With inflation now much lower than it was a year ago, many pundits are considering where the Federal Reserve should go from here. Nick Timiraos surveys three options in the Wall Street Journal:
Option 1: Fed officials can raise rates higher to bring inflation down to 2 percent quickly.
Option 2: Fed officials can hold rates at their current level (and consider trimming rates later next year) to bring inflation down to 2 percent slowly.
Option 3: Fed officials can replace their 2 percent target with a 3 percent target and declare victory.
Let me offer a fourth option: hold rates where they are and declare victory now.
The Fed does not need to raise rates further. And stopping now doesn’t amount to stopping short because inflation is already at or around 2 percent.
As noted in its Statement on Longer-Run Goals and Monetary Policy Strategy, the Fed judges “that inflation at the rate of 2 percent, as measured by the annual change in the price index for personal consumption expenditures, is most consistent over the longer run with the Federal Reserve’s statutory mandate.” And, although it says “appropriate monetary policy will likely aim to achieve inflation moderately above 2 percent for some time” when “inflation has been running persistently below 2 percent,” it does not indicate that it will let inflation run below 2 percent following periods when prices have grown more rapidly. In other words, the Fed has an asymmetric average inflation target and—since inflation has been relatively high over the last three years—should only be expected to bring inflation back down to 2 percent.
Inflation is commonly reported over a 12-month period. Over the 12-month period ending in July 2022, the personal consumption expenditures price index (PCEPI) grew 6.38 percent while the consumer price index (CPI) grew 8.41 percent. The CPI grew 3.30 percent over the 12-month period ending July 2023. The PCEPI for July has not yet been released, but it grew 2.97 percent over the 12-month period ending June 2023. Taken together, these numbers seem to imply that the Fed has more work to do if it is to get inflation back down to 2 percent.
Not so fast! The 12-month rate tells us how much prices have risen over the last 12 months. But what really matters for determining the appropriate course of monetary policy is (i) how much prices have been rising recently and (ii) how much they are likely to rise going forward given the current state of policy.

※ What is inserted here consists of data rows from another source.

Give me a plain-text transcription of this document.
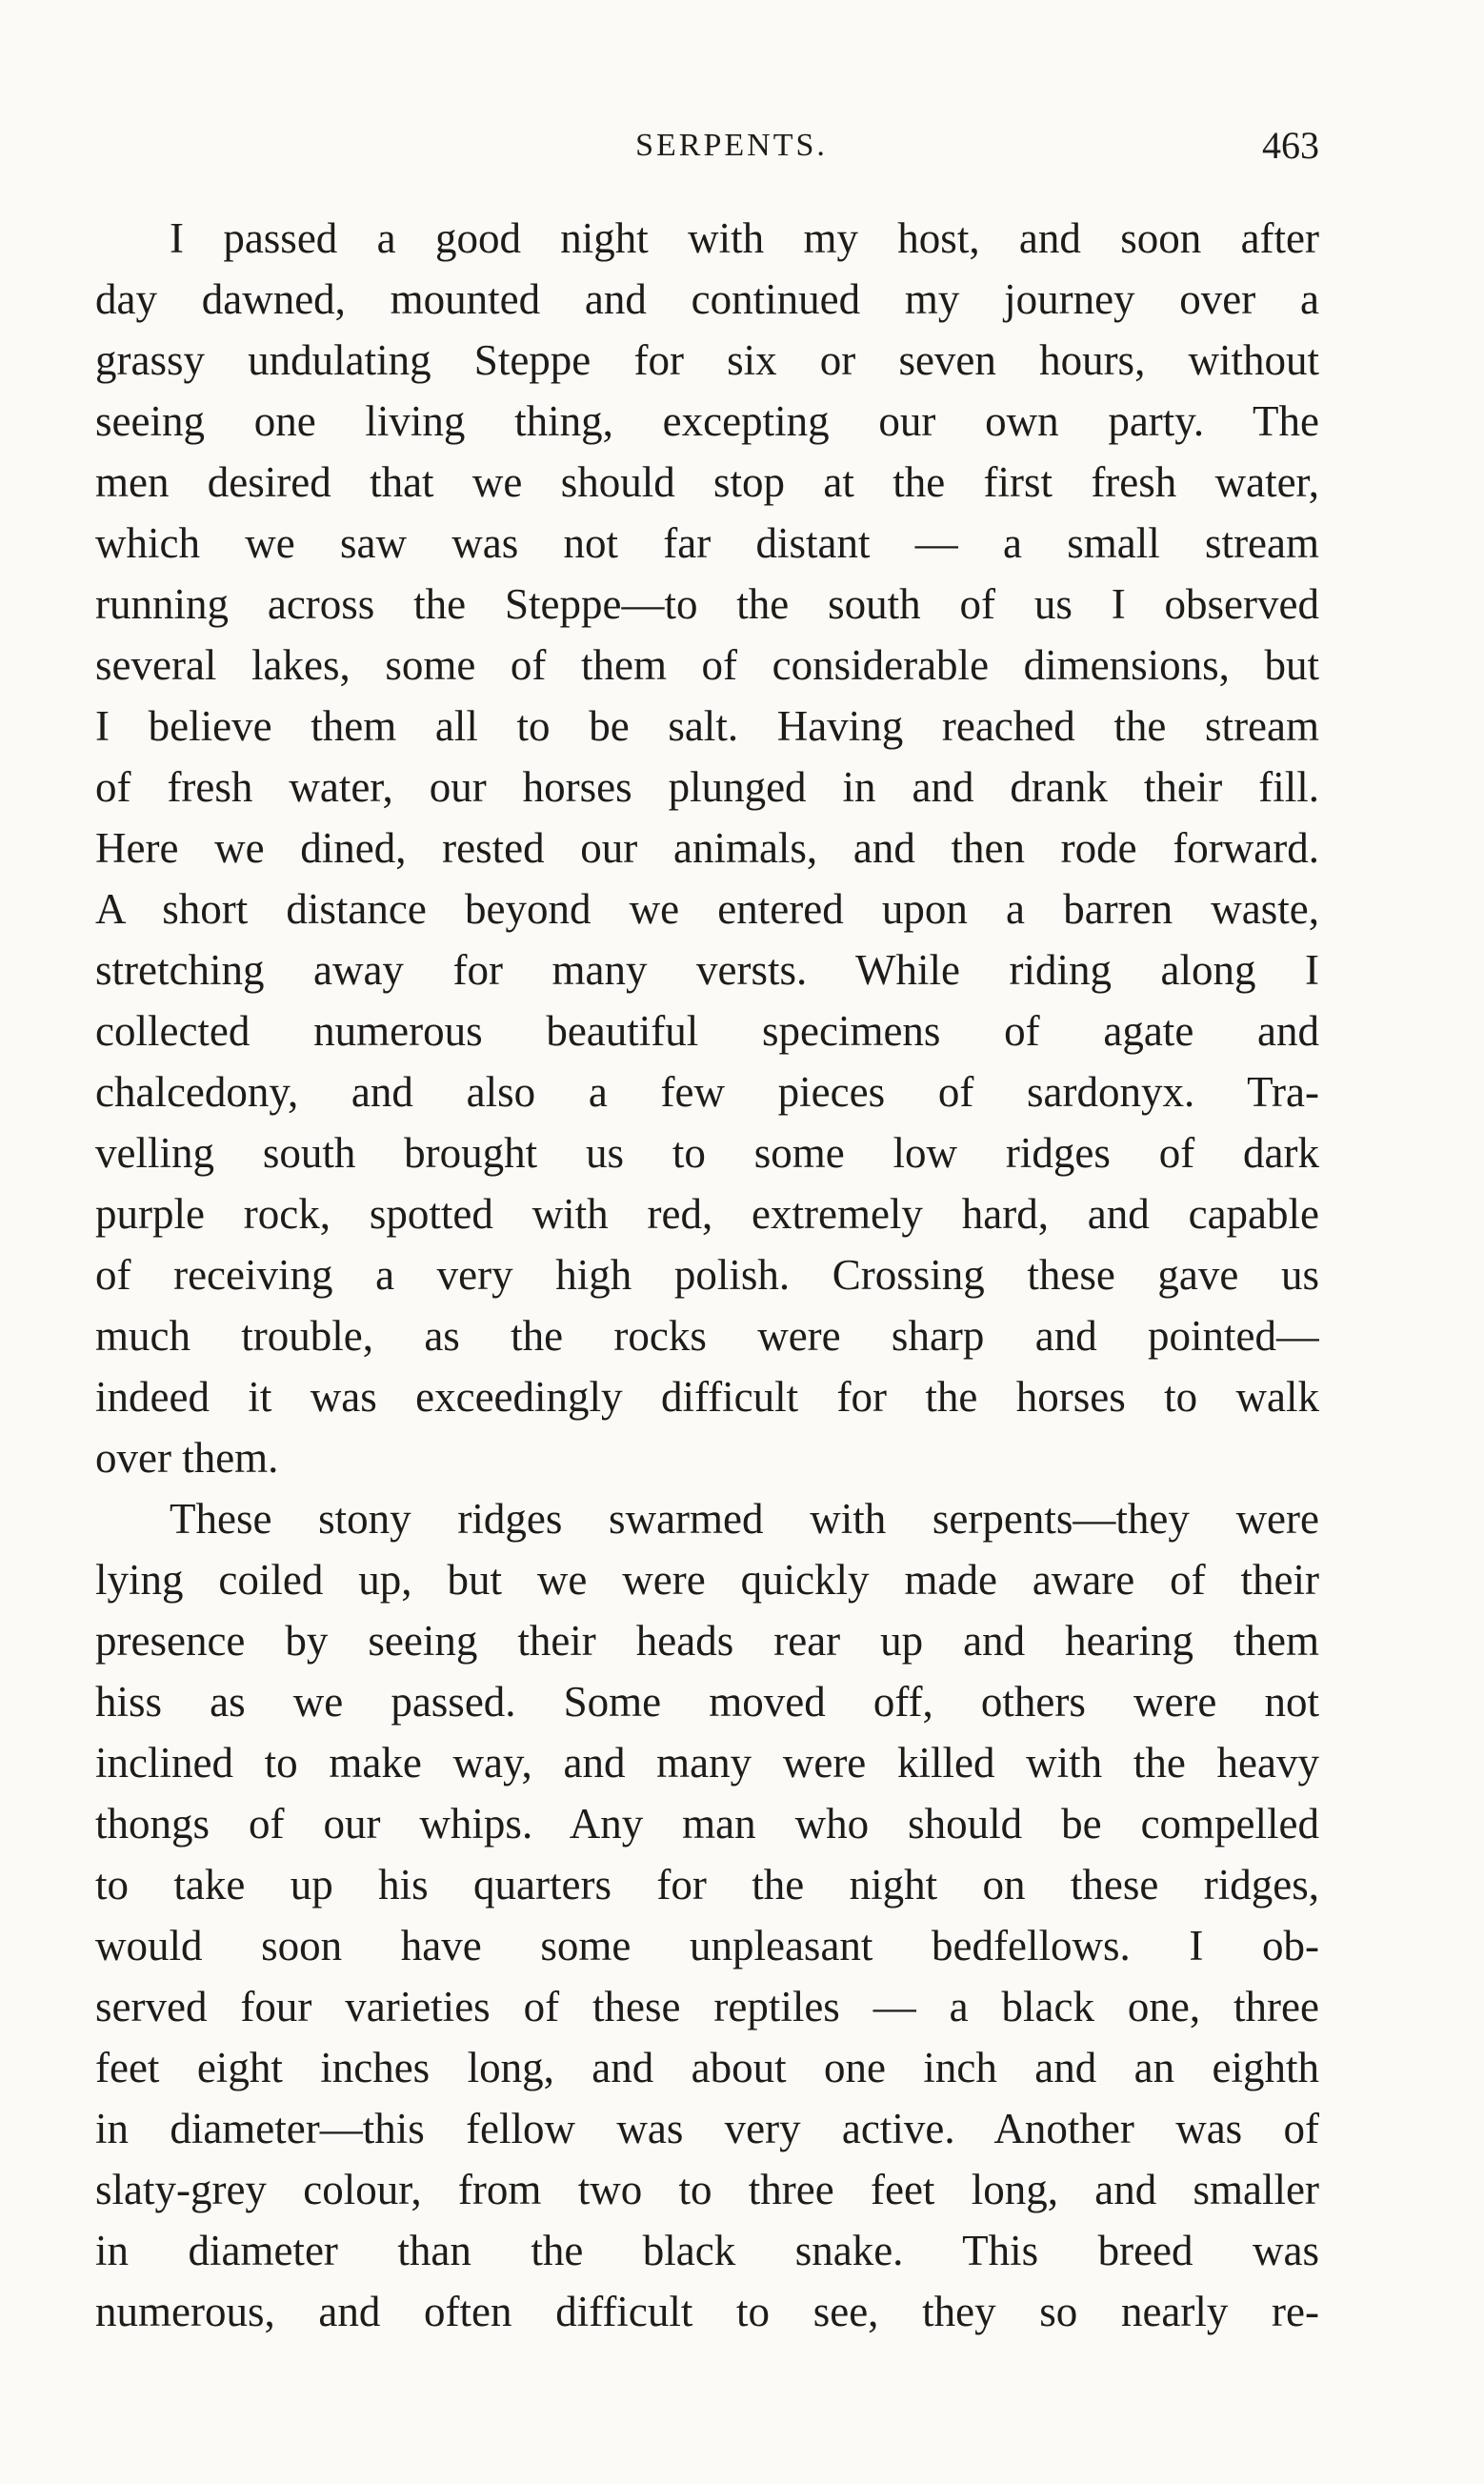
SERPENTS.	463
I passed a good night with my host, and soon after
day dawned, mounted and continued my journey over a
grassy undulating Steppe for six or seven hours, without
seeing one living thing, excepting our own party. The
men desired that we should stop at the first fresh water,
which we saw was not far distant — a small stream
running across the Steppe—to the south of us I observed
several lakes, some of them of considerable dimensions, but
I believe them all to be salt. Having reached the stream
of fresh water, our horses plunged in and drank their fill.
Here we dined, rested our animals, and then rode forward.
A short distance beyond we entered upon a barren waste,
stretching away for many versts. While riding along I
collected numerous beautiful specimens of agate and
chalcedony, and also a few pieces of sardonyx. Tra-
velling south brought us to some low ridges of dark
purple rock, spotted with red, extremely hard, and capable
of receiving a very high polish. Crossing these gave us
much trouble, as the rocks were sharp and pointed—
indeed it was exceedingly difficult for the horses to walk
over them.
These stony ridges swarmed with serpents—they were
lying coiled up, but we were quickly made aware of their
presence by seeing their heads rear up and hearing them
hiss as we passed. Some moved off, others were not
inclined to make way, and many were killed with the heavy
thongs of our whips. Any man who should be compelled
to take up his quarters for the night on these ridges,
would soon have some unpleasant bedfellows. I ob-
served four varieties of these reptiles — a black one, three
feet eight inches long, and about one inch and an eighth
in diameter—this fellow was very active. Another was of
slaty-grey colour, from two to three feet long, and smaller
in diameter than the black snake. This breed was
numerous, and often difficult to see, they so nearly re-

Over the last three months, the CPI has grown at an annualized rate of just 1.88 percent. It grew at an annualized rate of 1.49 percent in May, 2.16 percent in June, and 2.00 percent in July. The PCEPI grew at an annualized rate of 1.50 percent in May and 1.94 percent in June. It will likely come in at or around 2 percent in July.
An annualized monthly rate tells us how much prices will rise over the next 12 months if prices continue to rise at the same rate. That’s not quite the same as how much prices are likely to rise going forward given the current state of policy, but it is a good place to start. To estimate how much prices are likely to rise going forward given the current state of policy, one must also consider whether monetary policy is loose, tight, or neutral at present (and is expected to remain so into the not-so-distant future).
One common way to gauge the stance of monetary policy is to see whether the Fed’s real (inflation-adjusted) policy rate is greater than (tight), less than (loose), or equal to (neutral) the natural rate of interest, which is often denoted R* or r-star. The New York Fed offers two estimates of the natural rate. Its Holston-Laubach-Williams estimate is 0.58, whereas its Laubach-Williams estimate is 1.14 percent. The Richmond Fed presents its own estimate, known as the Lubik-Matthes natural rate, which is 2.16 percent.
The Fed’s nominal policy rate range is 5.25 to 5.5 percent. Since inflation is around 2 percent, the real policy rate range is roughly 3.25 to 3.5 percent. Given the aforementioned estimates of the natural rate, that suggests that policy is moderately to extremely tight. In other words, one should expect inflation to fall even further (i.e., below 2 percent) if the Fed holds rates where they are.
The battle for 2 percent inflation has already been won. Fed officials should acknowledge and celebrate the victory. Further rate hikes risk unnecessary casualties.